Use as part of an nlp pipeline with the following stages: DocumentAssembler, SentenceDetector, Tokenizer, WordEmbeddingsModel, NerDLModel. Add the NerConverter to the end of the pipeline to convert entity tokens into full entity chunks.

document_assembler = DocumentAssembler()\
  .setInputCol("text")\
  .setOutputCol("document")

sentence_detector = SentenceDetector()\
  .setInputCols(["document"])\
  .setOutputCol("sentence")

tokenizer = Tokenizer()\
  .setInputCols(["sentence"])\
  .setOutputCol("token")

# Clinical word embeddings trained on PubMED dataset
word_embeddings = WordEmbeddingsModel.pretrained("embeddings_clinical", "en", "clinical/models")\
  .setInputCols(["sentence", "token"])\
  .setOutputCol("embeddings")

clinical_ner = NerDLModel.pretrained("ner_drugs_large", "en", "clinical/models") \
  .setInputCols(["sentence", "token", "embeddings"]) \
  .setOutputCol("ner")

ner_converter = NerConverter() \
  .setInputCols(["sentence", "token", "ner"]) \
  .setOutputCol("ner_chunk")

nlpPipeline = Pipeline(stages=[document_assembler, sentence_detector, tokenizer, word_embeddings, clinical_ner, ner_converter])

data = spark.createDataFrame([["""The patient is a 40-year-old white male who presents with a chief complaint of 'chest pain'. The patient is diabetic and has a prior history of coronary artery disease. The patient presents today stating that his chest pain started yesterday evening and has been somewhat intermittent. He has been advised Aspirin 81 milligrams QDay. Humulin N. insulin 50 units in a.m. HCTZ 50 mg QDay. Nitroglycerin 1/150 sublingually PRN chest pain."""]]).toDF("text")

result = nlpPipeline.fit(data).transform(data)

val document_assembler = new DocumentAssembler()
  .setInputCol("text")
  .setOutputCol("document")

val sentence_detector = new SentenceDetector()
  .setInputCols("document")
  .setOutputCol("sentence")

val tokenizer = new Tokenizer()
  .setInputCols("sentence")
  .setOutputCol("token")

# Clinical word embeddings trained on PubMED dataset
val word_embeddings = WordEmbeddingsModel.pretrained("embeddings_clinical", "en", "clinical/models")
  .setInputCols(Array("sentence", "token"))
  .setOutputCol("embeddings")
  
val ner = NerDLModel.pretrained("ner_drugs_large", "en", "clinical/models")
  .setInputCols(Array("sentence", "token", "embeddings"))
  .setOutputCol("ner")

val ner_converter = new NerConverter()
  .setInputCols(Array("sentence", "token", "ner"))
  .setOutputCol("ner_chunk")

val pipeline = new Pipeline().setStages(Array(document_assembler, sentence_detector, tokenizer, word_embeddings, ner, ner_converter))

val data = Seq("""The patient is a 40-year-old white male who presents with a chief complaint of 'chest pain'. The patient is diabetic and has a prior history of coronary artery disease. The patient presents today stating that his chest pain started yesterday evening and has been somewhat intermittent. He has been advised Aspirin 81 milligrams QDay. Humulin N. insulin 50 units in a.m. HCTZ 50 mg QDay. Nitroglycerin 1/150 sublingually PRN chest pain.""").toDS.toDF("text")

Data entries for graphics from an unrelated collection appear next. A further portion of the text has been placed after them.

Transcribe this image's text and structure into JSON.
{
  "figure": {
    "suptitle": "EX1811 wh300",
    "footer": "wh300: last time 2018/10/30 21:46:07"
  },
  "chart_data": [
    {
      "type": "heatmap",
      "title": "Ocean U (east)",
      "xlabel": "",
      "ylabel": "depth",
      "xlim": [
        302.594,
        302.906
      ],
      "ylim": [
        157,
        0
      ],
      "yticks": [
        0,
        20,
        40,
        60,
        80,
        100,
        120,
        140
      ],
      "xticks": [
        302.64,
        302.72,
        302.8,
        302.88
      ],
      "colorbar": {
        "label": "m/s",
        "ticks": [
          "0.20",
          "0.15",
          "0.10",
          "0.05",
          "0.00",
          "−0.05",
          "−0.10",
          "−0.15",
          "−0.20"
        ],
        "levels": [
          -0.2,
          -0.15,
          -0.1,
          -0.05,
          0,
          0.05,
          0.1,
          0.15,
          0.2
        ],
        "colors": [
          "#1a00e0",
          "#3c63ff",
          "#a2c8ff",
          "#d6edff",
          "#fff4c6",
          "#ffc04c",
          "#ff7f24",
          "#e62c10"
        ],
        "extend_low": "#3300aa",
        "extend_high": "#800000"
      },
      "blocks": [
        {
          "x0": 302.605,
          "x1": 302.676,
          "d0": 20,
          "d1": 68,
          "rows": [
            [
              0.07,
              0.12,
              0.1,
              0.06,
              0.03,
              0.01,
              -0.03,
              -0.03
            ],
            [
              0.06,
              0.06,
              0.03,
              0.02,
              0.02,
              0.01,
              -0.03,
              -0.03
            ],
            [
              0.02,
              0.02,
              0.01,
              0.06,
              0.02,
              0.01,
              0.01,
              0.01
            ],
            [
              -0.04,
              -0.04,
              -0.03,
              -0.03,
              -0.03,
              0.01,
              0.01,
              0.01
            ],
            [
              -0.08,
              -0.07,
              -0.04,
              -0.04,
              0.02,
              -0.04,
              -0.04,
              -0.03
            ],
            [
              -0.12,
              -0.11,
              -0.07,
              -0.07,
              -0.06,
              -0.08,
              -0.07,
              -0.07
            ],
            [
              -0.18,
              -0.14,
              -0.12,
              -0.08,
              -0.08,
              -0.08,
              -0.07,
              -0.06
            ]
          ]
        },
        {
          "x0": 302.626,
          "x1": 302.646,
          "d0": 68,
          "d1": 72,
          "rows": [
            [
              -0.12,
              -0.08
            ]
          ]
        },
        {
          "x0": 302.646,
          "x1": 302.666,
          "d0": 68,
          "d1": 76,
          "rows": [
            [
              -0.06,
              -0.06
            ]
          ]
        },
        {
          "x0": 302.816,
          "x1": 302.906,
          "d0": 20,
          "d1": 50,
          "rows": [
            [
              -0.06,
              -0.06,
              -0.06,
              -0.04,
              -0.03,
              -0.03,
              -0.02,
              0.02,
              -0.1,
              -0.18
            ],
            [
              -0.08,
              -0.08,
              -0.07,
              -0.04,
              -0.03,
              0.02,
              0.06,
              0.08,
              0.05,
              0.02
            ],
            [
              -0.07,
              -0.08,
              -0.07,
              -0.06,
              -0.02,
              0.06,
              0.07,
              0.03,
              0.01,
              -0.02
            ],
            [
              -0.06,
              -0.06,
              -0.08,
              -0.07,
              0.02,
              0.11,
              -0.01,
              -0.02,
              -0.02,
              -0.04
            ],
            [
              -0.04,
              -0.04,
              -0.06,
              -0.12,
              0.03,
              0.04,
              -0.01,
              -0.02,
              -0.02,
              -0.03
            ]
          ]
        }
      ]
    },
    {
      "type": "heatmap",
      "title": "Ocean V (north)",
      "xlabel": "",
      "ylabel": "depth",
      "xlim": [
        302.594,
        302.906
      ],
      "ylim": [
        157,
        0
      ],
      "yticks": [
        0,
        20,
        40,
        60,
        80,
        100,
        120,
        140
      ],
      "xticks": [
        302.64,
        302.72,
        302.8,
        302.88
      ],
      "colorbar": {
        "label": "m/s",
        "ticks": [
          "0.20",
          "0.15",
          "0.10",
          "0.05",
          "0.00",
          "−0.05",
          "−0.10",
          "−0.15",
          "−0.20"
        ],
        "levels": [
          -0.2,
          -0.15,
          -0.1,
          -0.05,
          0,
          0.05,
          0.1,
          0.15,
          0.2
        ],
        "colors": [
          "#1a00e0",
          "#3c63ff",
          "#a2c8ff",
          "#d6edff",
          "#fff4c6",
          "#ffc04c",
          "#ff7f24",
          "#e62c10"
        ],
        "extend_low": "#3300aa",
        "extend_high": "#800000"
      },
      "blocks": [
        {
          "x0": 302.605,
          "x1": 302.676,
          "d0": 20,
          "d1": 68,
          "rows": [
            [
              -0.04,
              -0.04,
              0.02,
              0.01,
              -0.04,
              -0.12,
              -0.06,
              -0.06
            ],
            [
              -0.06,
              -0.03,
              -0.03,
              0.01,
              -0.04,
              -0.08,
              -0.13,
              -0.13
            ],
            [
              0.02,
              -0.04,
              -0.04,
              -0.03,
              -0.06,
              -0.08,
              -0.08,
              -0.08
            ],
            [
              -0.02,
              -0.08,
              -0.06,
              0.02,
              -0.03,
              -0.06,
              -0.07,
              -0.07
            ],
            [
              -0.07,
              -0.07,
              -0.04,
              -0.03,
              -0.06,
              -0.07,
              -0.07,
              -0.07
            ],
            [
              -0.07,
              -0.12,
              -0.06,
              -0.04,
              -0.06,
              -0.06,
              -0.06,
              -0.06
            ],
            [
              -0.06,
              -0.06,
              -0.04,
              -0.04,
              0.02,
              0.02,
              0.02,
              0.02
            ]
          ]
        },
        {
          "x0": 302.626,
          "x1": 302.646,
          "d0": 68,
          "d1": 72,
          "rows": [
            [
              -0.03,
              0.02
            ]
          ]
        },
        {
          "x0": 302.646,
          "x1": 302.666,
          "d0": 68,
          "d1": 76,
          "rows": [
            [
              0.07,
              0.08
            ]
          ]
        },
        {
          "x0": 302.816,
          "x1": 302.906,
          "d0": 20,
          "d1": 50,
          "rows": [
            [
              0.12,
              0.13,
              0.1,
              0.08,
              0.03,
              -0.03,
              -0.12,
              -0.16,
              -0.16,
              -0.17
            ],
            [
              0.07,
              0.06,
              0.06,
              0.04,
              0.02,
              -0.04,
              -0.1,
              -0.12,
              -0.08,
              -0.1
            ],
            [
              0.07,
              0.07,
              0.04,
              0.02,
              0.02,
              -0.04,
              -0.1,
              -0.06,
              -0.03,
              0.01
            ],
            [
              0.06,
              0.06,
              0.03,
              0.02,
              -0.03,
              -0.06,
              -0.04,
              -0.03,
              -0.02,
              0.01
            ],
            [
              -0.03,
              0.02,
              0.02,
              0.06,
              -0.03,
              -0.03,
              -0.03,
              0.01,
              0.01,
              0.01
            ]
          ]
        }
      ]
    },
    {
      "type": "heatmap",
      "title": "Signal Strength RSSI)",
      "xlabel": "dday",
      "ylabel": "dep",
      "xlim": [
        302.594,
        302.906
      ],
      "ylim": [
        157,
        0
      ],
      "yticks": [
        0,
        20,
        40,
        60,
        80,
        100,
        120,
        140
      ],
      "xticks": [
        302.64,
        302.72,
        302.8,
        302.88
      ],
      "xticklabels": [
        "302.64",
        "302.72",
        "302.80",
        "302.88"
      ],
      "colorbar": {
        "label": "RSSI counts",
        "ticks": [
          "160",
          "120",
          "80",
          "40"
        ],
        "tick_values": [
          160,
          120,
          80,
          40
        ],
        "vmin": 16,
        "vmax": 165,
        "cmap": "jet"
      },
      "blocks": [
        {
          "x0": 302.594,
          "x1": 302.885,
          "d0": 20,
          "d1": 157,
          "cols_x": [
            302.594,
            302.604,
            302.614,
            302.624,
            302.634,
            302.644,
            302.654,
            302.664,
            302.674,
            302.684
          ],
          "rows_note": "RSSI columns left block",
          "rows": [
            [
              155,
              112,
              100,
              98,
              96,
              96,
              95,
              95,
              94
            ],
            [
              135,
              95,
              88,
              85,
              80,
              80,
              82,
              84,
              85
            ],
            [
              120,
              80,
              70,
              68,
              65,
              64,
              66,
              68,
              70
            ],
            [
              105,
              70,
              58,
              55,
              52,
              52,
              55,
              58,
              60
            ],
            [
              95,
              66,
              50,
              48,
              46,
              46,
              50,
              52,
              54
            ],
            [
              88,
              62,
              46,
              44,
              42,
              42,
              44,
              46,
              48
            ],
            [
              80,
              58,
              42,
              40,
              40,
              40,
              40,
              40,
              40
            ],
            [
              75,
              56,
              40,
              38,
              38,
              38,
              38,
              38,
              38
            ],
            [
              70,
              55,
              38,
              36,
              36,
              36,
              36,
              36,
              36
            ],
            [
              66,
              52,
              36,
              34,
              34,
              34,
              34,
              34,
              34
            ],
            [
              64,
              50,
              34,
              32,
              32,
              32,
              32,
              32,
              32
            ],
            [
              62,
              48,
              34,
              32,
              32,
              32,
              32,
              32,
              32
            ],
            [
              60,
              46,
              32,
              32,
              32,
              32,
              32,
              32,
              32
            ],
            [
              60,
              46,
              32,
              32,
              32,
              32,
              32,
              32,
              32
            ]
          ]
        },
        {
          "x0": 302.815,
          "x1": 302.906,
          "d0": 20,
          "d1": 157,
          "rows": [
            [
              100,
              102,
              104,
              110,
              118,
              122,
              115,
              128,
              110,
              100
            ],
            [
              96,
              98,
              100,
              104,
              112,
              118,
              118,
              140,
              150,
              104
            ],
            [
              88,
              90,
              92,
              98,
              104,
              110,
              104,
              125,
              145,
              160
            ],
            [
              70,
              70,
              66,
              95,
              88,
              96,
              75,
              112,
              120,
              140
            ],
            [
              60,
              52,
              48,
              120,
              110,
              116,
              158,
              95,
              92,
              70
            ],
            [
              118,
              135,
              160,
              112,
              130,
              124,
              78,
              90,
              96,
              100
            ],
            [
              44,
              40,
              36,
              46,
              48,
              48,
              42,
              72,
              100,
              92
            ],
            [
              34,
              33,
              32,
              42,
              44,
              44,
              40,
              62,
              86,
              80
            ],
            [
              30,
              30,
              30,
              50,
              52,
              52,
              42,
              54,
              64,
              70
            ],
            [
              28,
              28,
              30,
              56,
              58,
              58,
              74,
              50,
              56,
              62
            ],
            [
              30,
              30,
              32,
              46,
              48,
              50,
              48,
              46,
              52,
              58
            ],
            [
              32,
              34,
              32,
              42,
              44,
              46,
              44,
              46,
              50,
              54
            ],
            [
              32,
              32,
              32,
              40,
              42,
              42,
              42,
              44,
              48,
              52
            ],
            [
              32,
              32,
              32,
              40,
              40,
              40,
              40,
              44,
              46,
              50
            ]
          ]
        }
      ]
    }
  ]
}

val result = pipeline.fit(data).transform(data)

Results

The output is a dataframe with a sentence per row and a "ner" column containing all of the entity labels in the sentence, entity character indices, and other metadata.


+--------------------------------+---------+
|chunk                           |ner_label|
+--------------------------------+---------+
|Aspirin 81 milligrams           |DRUG     |
|Humulin N                       |DRUG     |
|insulin 50 units                |DRUG     |
|HCTZ 50 mg                      |DRUG     |
|Nitroglycerin 1/150 sublingually|DRUG     |
+--------------------------------+---------+

Model Information

Model Name: ner_drugs_large_en_2.6.0_2.4
Type: ner
Compatibility: Spark NLP 2.7.1+
Edition: Official
License: Licensed
Input Labels: [sentence,token, embeddings]
Output Labels: [ner]
Language: [en]
Case sensitive: false

Data Source

Trained on augmented version of i2b2_med7 + FDA with ‘embeddings_clinical’. https://www.i2b2.org/NLP/Medication

Benchmarking

Since this NER model is crafted from ner_posology but reduced to single entity, no benchmark is applicable.